When it comes to using the space as an Artist Studio – Class A, there are two different types of “Artist Studio” permits. The first type is Live Work Use meaning the artists are allowed to have employees and trades in their units. The second type is “Residential Units associated and integrated with an Artist Studio” meaning the residents are limited to the production of art, and employees and trades are not permitted.
Live Work Buildings and Zoning
Live Work Buildings can fall under many different types of zones, many of which are commercial-based. Live/Works are complicated enough that I can’t offer a blanket statement as to what’s allowed in each type of zoning, so the best thing to do is to contact me to inquire about specific buildings given your type of business.
C-1 Commercial District: Allows small-scale convenience commercial establishments which serve their local area and which provide primarily retail sales or limited service functions.

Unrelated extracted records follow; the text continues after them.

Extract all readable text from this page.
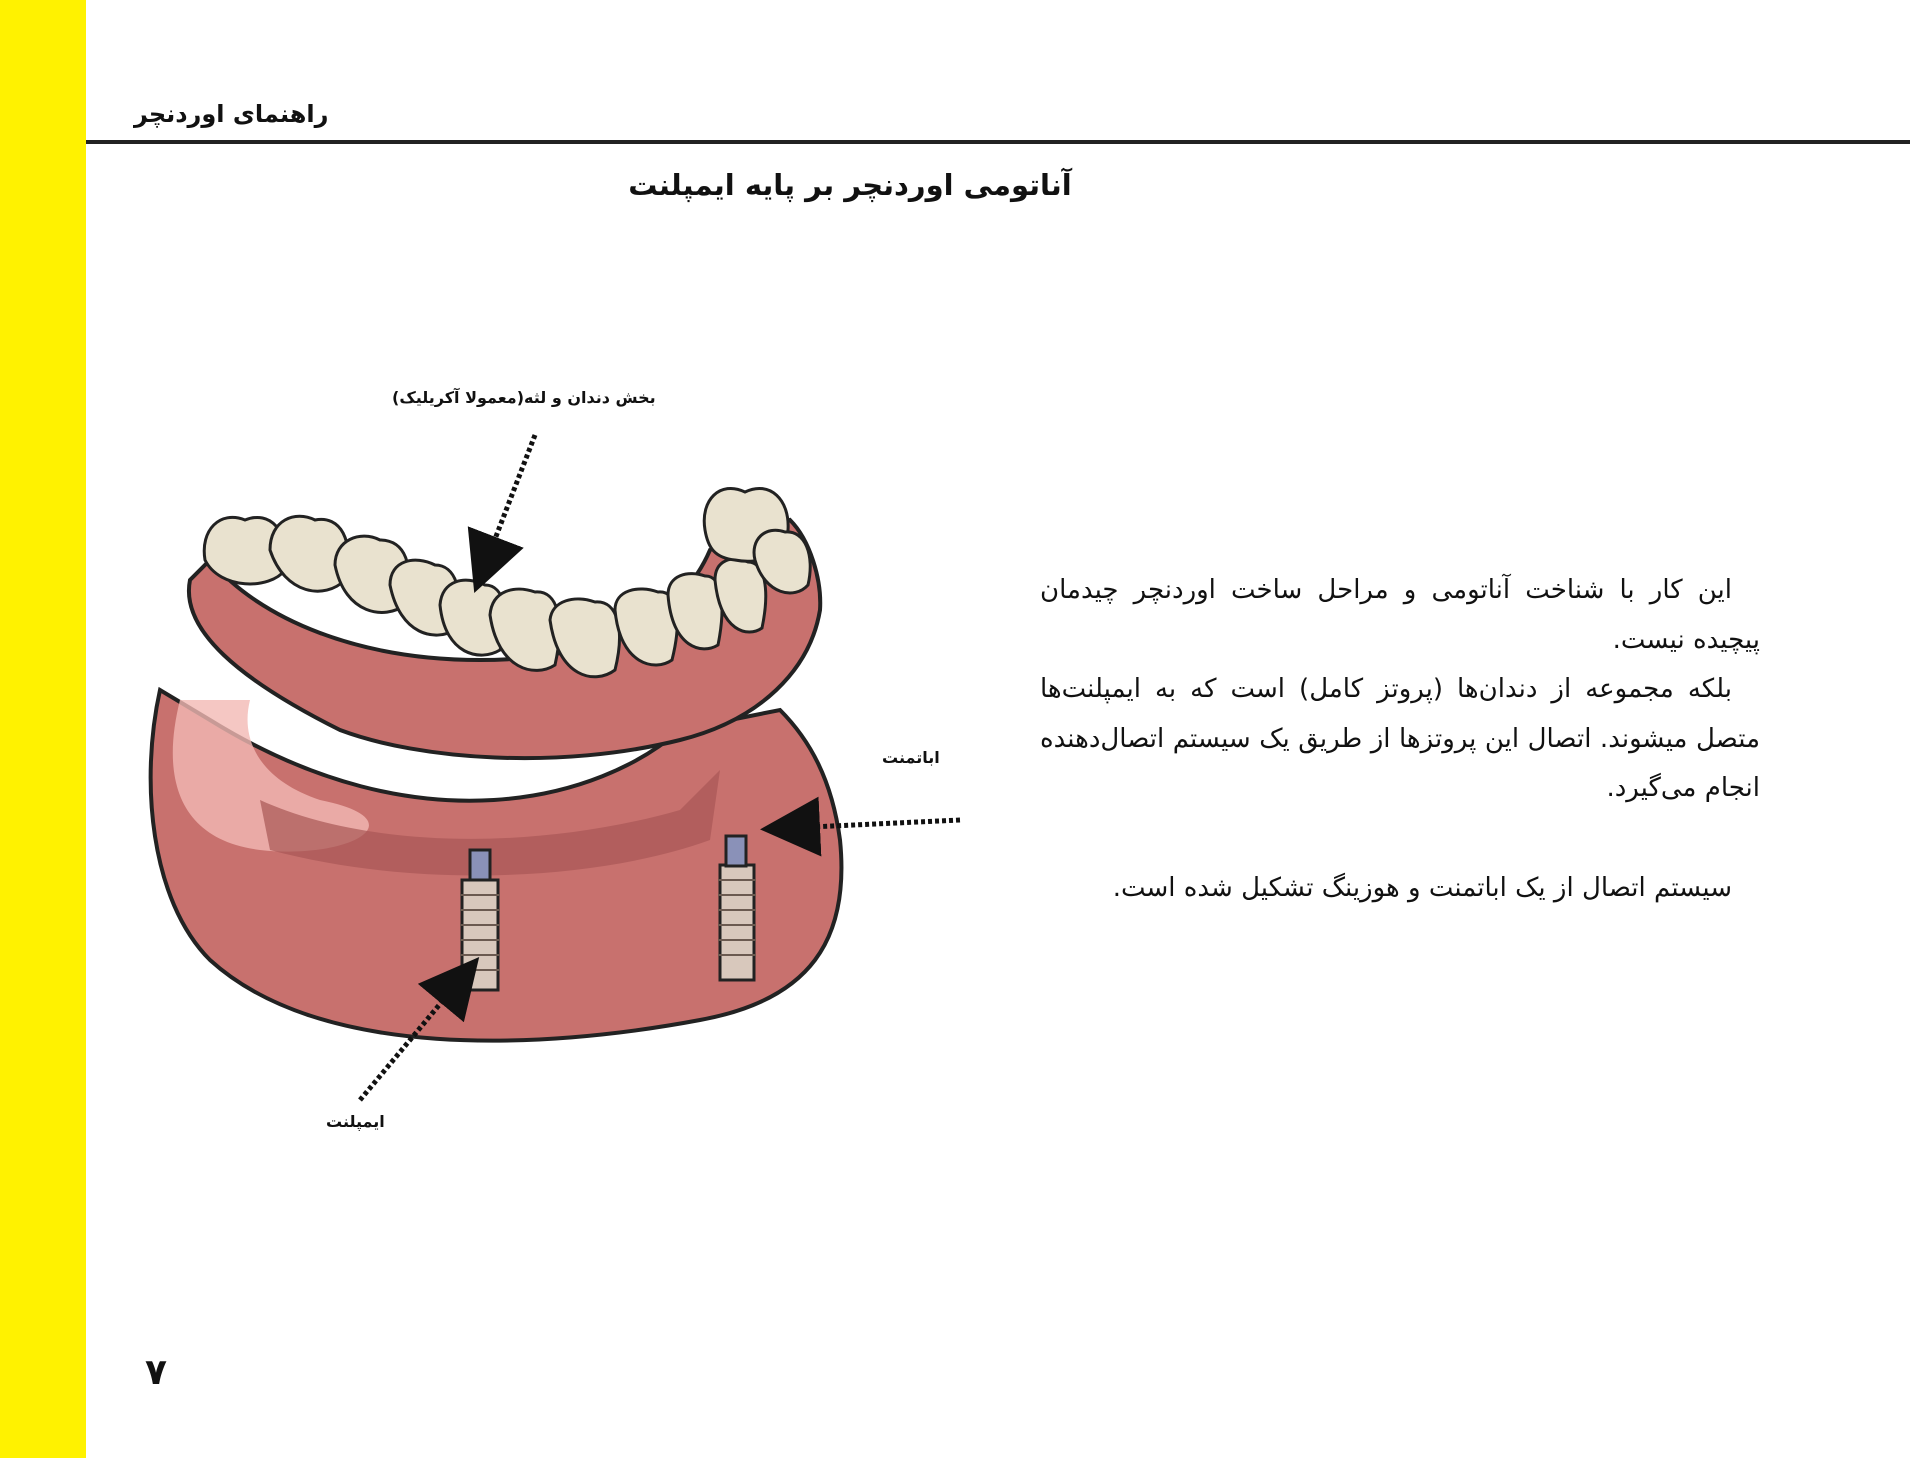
راهنمای اوردنچر
آناتومی اوردنچر بر پایه ایمپلنت
بخش دندان و لثه(معمولا آکریلیک)
اباتمنت
ایمپلنت

این کار با شناخت آناتومی و مراحل ساخت اوردنچر چیدمان پیچیده نیست.

بلکه مجموعه از دندان‌ها (پروتز کامل) است که به ایمپلنت‌ها متصل میشوند. اتصال این پروتزها از طریق یک سیستم اتصال‌دهنده انجام می‌گیرد.

سیستم اتصال از یک اباتمنت و هوزینگ تشکیل شده است.

۷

–>C-2 Commercial District: Allows a wide range of goods and services that require central locations to serve large neighbourhoods and communities.
C-2C Commercial District: Allows a wide range of goods and services that require central locations and that create a pedestrian-oriented shopping area (and limiting the amount of office space).
C-3A Commercial District: Allows a wide range of goods and services that maintain commercial activities, specialized services and some light manufacturing.
IC-3 District: Light industrial, live arts and theatre, residential uses are permitted.
HA-1 and HA-1A: Chinatown Historic Area
HA-2: Gastown Historic Area
HA-3: Yaletown Historic Area
For more information on zoning (there is lots to know), check out the City of Vancouver’s Zoning & Development Bylaws page.
Financing for Live Work Buildings in East Van
There are many benefits to a Live-Work unit, especially when it comes to taxation. Because the business is run from your primary dwelling, you may be eligible for a significant tax write-off. Often, your are allowed to write-off 70% of the space as Commercial and 30% as residential (if you live and run your business out of it). This differs significantly from the typical 25% Business write-off you’re allowed in a typical home.
Tax Implications with Live Work Buildings
This is very important – find out if the tax has been paid on the Live Work unit. Businesses with a GST number can defer the tax (and thus never have to pay it). If you don’t have a GST number you’d have to pay the GST amount on the current property’s value. This can be thousands of dollars depending on the value of the unit.
The entirety of your mortgage cannot be written off with a Live Work space. Consult your accountant to see how this affects your financing – both personally and professionally.